Sans surprise ce que la technique Sarkozy a réussi pour le XV de France semble encore mieux fonctionner sur le PS. Et là nul besoin d’aller lire la lettre de Guy Moquet rue de Solferino. Une simple annonce un rien provocante au sujet des régimes spéciaux de retraites aura suffit aux éléphants et autres jeunes lions pour s’envoyer des invectives. A peine le temps pour Nicolas Sarkozy de confirmer, pour une fois, les propos de son Premier ministre en assurant que "ces réformes se feront" (quand il l’aura décidé) pour que le PS se retrouve, une nouvelle fois, à feu et à sang. Si François Hollande, prudent, s’est contenté de mettre en garde le gouvernement contre toute "précipitation" et toute "brutalité" sur le dossier, d’autres comme Arnaud Montebourg font un pas vers la négociation en reconnaissant que "la retraite à soixante ans à taux plein ne peut plus se justifier pour toutes les catégories. En raison des différences d'espérance de vie, un instituteur n'est pas dans la même situation qu'un maçon de même qu'un cadre supérieur et un ouvrier des abattoirs". Michel Sapin ne dit pas autre chose en affirmant que "cette réforme constitue l'un des sujets les plus délicats à aborder. Y compris dans nos rangs. Mais il n'est pas question d'en faire un tabou", tout en prenant soin de rappeler que "traiter la question des régimes spéciaux ne résoudrait en rien le problème des retraites du régime général".

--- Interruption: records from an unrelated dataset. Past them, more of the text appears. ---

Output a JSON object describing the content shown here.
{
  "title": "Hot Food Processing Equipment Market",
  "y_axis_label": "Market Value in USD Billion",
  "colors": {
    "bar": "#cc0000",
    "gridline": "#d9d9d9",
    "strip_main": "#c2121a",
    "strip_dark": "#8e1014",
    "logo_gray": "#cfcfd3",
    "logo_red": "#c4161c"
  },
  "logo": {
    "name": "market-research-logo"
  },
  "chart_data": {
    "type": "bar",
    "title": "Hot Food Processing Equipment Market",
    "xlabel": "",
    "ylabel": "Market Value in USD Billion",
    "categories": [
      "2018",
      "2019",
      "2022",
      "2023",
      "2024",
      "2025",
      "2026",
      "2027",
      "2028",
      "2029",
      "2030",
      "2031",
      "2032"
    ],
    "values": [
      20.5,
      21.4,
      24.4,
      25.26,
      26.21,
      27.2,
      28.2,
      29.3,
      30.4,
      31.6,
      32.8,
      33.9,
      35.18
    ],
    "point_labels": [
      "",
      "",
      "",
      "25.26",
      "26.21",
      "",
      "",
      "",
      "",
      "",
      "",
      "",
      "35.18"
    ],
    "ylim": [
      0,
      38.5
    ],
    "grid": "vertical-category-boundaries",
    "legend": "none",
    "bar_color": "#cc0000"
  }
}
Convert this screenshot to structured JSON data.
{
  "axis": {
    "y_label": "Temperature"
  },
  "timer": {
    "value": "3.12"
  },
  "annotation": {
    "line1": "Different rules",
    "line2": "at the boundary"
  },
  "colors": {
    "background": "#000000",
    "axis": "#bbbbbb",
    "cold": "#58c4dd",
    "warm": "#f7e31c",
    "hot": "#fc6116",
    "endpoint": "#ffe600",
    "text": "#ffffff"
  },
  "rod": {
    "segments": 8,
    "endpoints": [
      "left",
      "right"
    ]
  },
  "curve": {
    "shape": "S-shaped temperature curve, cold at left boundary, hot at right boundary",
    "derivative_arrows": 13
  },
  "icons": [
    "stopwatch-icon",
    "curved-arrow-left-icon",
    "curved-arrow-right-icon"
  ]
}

Mais outre ses positions modérée, même si elles ne manqueront pas de s’attirer les foudres de l’aile gauche du parti, certains aiment à jouer la provocation. C’est le cas de Manuel Valls qui semble décidé à prendre le parti par la droite (à moins que le député-maire d’Evry ne cherche à se placer en prévision de la prochaine vague d’ouverture…) et qui se fait plus sarkozyste que François Fillon lui-même en affirmant qu’il "faudra aligner les régimes spéciaux sur le régime général, c'est une question d'équité et une question financière". Cela qu’il y a de bien au PS, c’est la maîtrise de la nuance : face à cette déclaration à l’emporte-pièce, la réponse de François Filoche de qui défend au contraire la généralisation des régimes spéciaux "progressive à d’autres catégories" pour les "travaux pénibles physiquement et mentalement", vaut le détour. Selon lui, Manuel Valls "dit des choses auxquelles il ne connaît rien et devrait retourner à l’école élémentaire du droit du travail avant de parler". Que c’est beau un parti soudé…
Une fois n’est pas coutume, c’est Benoît Hamon qui joue les arbitres avec une position sensée en centrale au sien du PS : "si une réforme est nécessaire, pour des raisons de financement. Nous exprimons notre inquiétude sur la méthode du gouvernement".
Quelqu’un lui a-t-il dit qu’il se tient exactement sur la même ligne que la CFDT, honnie par le PS en 2003, quand François Chérèque dit être "favorable à discuter d'une évolution des régimes spéciaux de retraite, pour une raison simple: si on ne fait pas évoluer ces régimes, ils seront en faillite et les retraites des personnels ne seront pas versées", mais que "si le gouvernement a décidé de passer en force, il y aura un conflit majeur"…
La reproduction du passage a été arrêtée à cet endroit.